When it was released in 2000, Resident Evil – Code: Veronica was hailed as the best game in the series. This was due, in large part, to the outstanding graphical improvements it sported. The story was also praised, and Claire Redfield’s protagonist status played a significant role in its success. The game is a direct sequel to Resident Evil 2 and features Claire and her brother Chris taking down Wesker, who could return in Resident Evil 9, and a secret Umbrella facility.

Code: Veronica is one of the greatest Resident Evil games yet, and it deserves to be remade for a modern gaming experience. Improved gameplay alone would make a remake for this game so much more engaging. Still, another pass at the story could present a more compelling character arc for Claire Redfield and expand her potential to return in Resident Evil 9 or future releases. After surviving the Raccoon City outbreak, a more combat-experienced Claire could be reflected well in the more advanced move-set given to Jill Valentine in the Resident Evil 3 remake.

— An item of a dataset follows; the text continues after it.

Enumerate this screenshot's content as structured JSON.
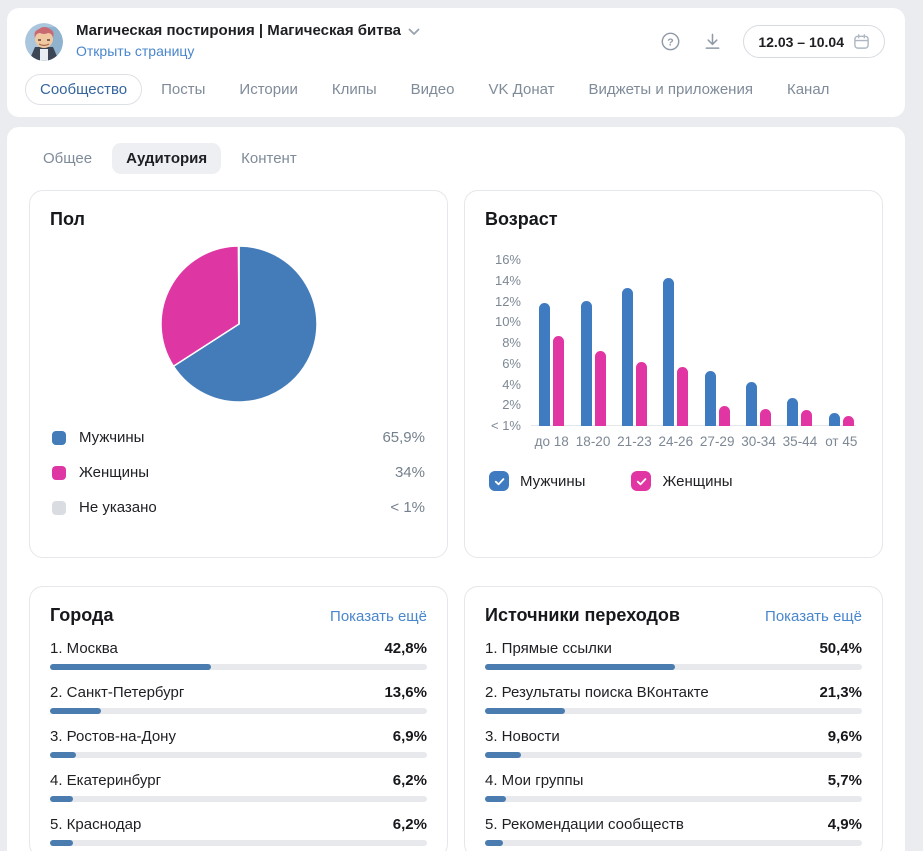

There is a treasure trove of Resident Evil games ripe with remake potential that Capcom is seemingly leaving on the table. Electing to remake Resident Evil 4, notably absent from TGS 2022, before touching these games seems to imply that they don’t intend to remake them, as they take place before the events of Leon’s adventure in Spain. It will be a huge disappointment if this proves to be true because, in many ways, these games are more deserving of a remake.